16/02/2009
» Seeking the Interesting
A really, ahem, interesting post from one of Tumblr’s favourite writers, mills.
He writes:
We say: “I want to be a writer,” or “I want to be a photographer”; or we say: “I want to take interesting photographs,” or “I want to write interestingly,” or “I want to be interesting.” This is itself interesting. What do we really want when we want such things?
…
The beginning of creative efforts is always strange in this way: before we can express something, we must sense that there is something we should express, something not otherwise explored…
This pretty much sums up why I chose to pursue the book topic I’m currently pursuing. I never wanted - perhaps “don’t want” is a more accurate tense here - to be “the girl who wrote the sex book”, it just happens that sex is the arena in which I spotted a significant gap in the stories being told.
I could have just as easily chosen to write a book on “feminism” more generally, but there are books on feminism coming out all the time, and while I read them, most of them don’t tell me anything I don’t already know - as I allude to in this review. (There are books on sex coming out all the time too, but so far none have made the argument I want to make.) Linda Hirschman’s Get To Work is possibly the most recent exception to this trend, but again, that was on a very specific topic.

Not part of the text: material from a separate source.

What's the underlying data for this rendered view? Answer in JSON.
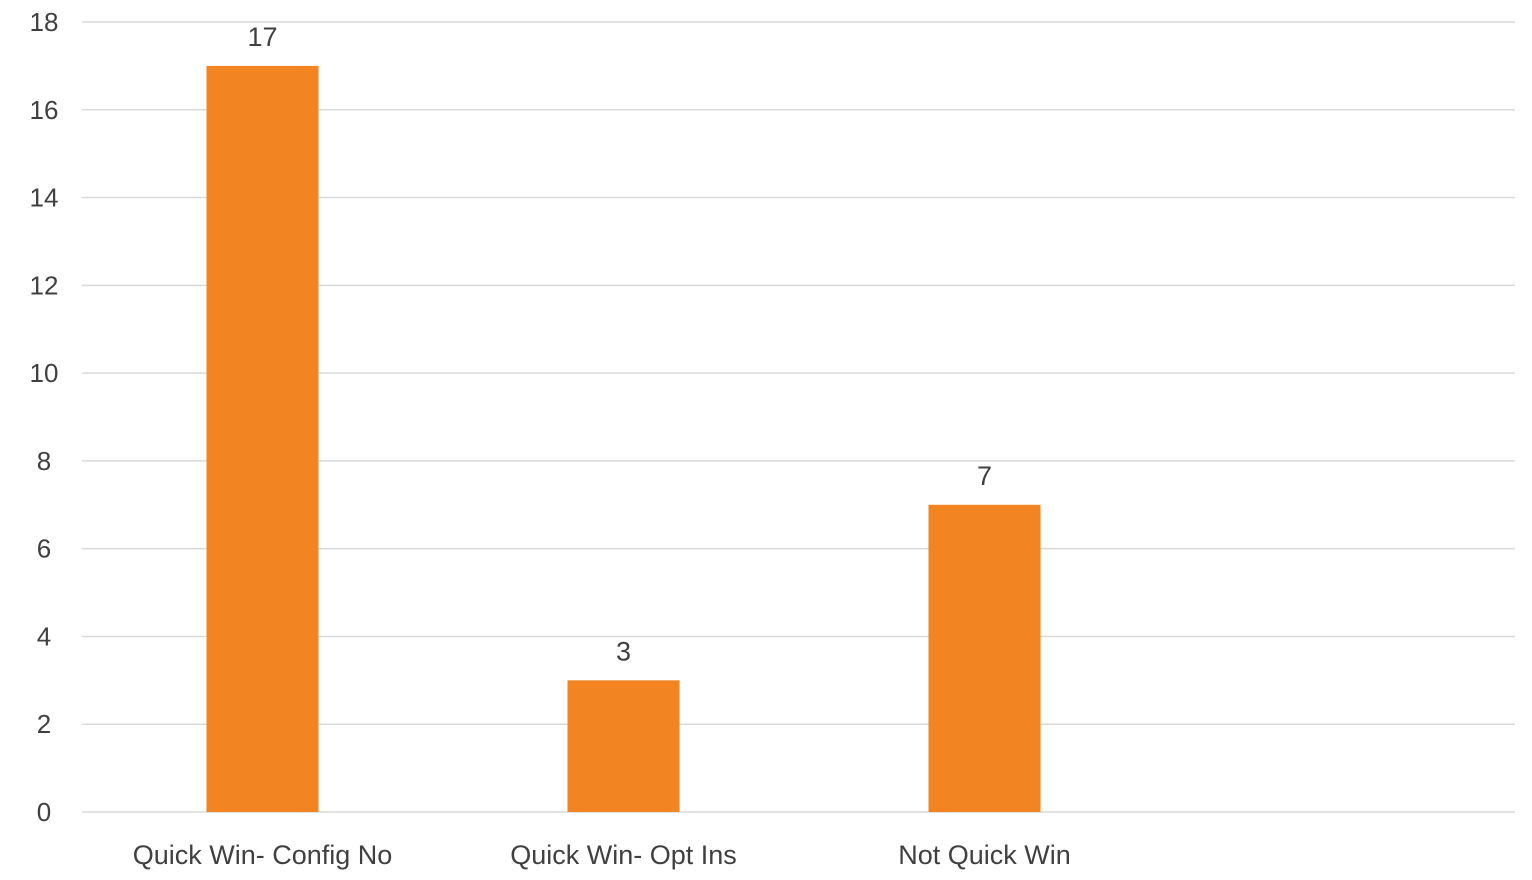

This doesn’t mean these books are without value. Plenty of people haven’t heard their arguments before, and for those people, what I find ultimately “uninteresting”, is thrilling.
Similarly, I could be writing about the internets, technology, identity - any of that other good stuff that thrills me - but again, a lot of people are already writing about that, and they’re probably doing it better than I could (comparative advantage, Zach might say). Really, it’s that - again - no obvious unsaid argument jumped out at me.
Mills’ post also made me think of all those people who say they want to be writers, but also say they can’t think of anything to write about. This has confused me for some time because, for me, the desire to write stems from the desire to write about specific things, which would eat away at me if I didn’t type them out. This is particularly true of blogging - here or otherwise.
Professionally, ego comes into it more (can someone remind me of that Stephen King quote on writers and narcissism? I can’t find it on Google, but I can guarantee it’s true) - I want to be the person getting that idea out there, I want people to be thrilled by my ideas - but again, it ultimately comes down to an excitement about a particular concept that I want to explore and get others to think about. Or best of all, respond to with thoughts of their own.
So, I’m a little cynical of people who say they want to “be writers”, but are stuck for something to actually write about.
But perhaps I’m being too cynical. Like Mills, I am also a novice photographer - much of the time a piss-poor one. I like to capture interesting and beautiful things on camera, but I also know that my photos are unlikely to be interesting to anyone else (unless they’re of my friends, who will enjoy looking at themselves and each other). And I don’t feel the same urge to take photos that I do to write.
Perhaps this inauthenticity - the urge to be good for the sake of being good, to be interesting for the sake of being interesting - is okay, though. As Mills writes:
It is more fun, more amusing, when one accepts the inauthenticity of oneself: a phony photographer trying to be interesting without any damn reason is more tolerable when he can laugh at himself, I hope; and the same should be true for a phony writer. It is all play, after all; perhaps, then, a disclaimer is in order: please know that the author of this site is comfortable with laughter.
What do you think? Why do you write? And why do you write what you write?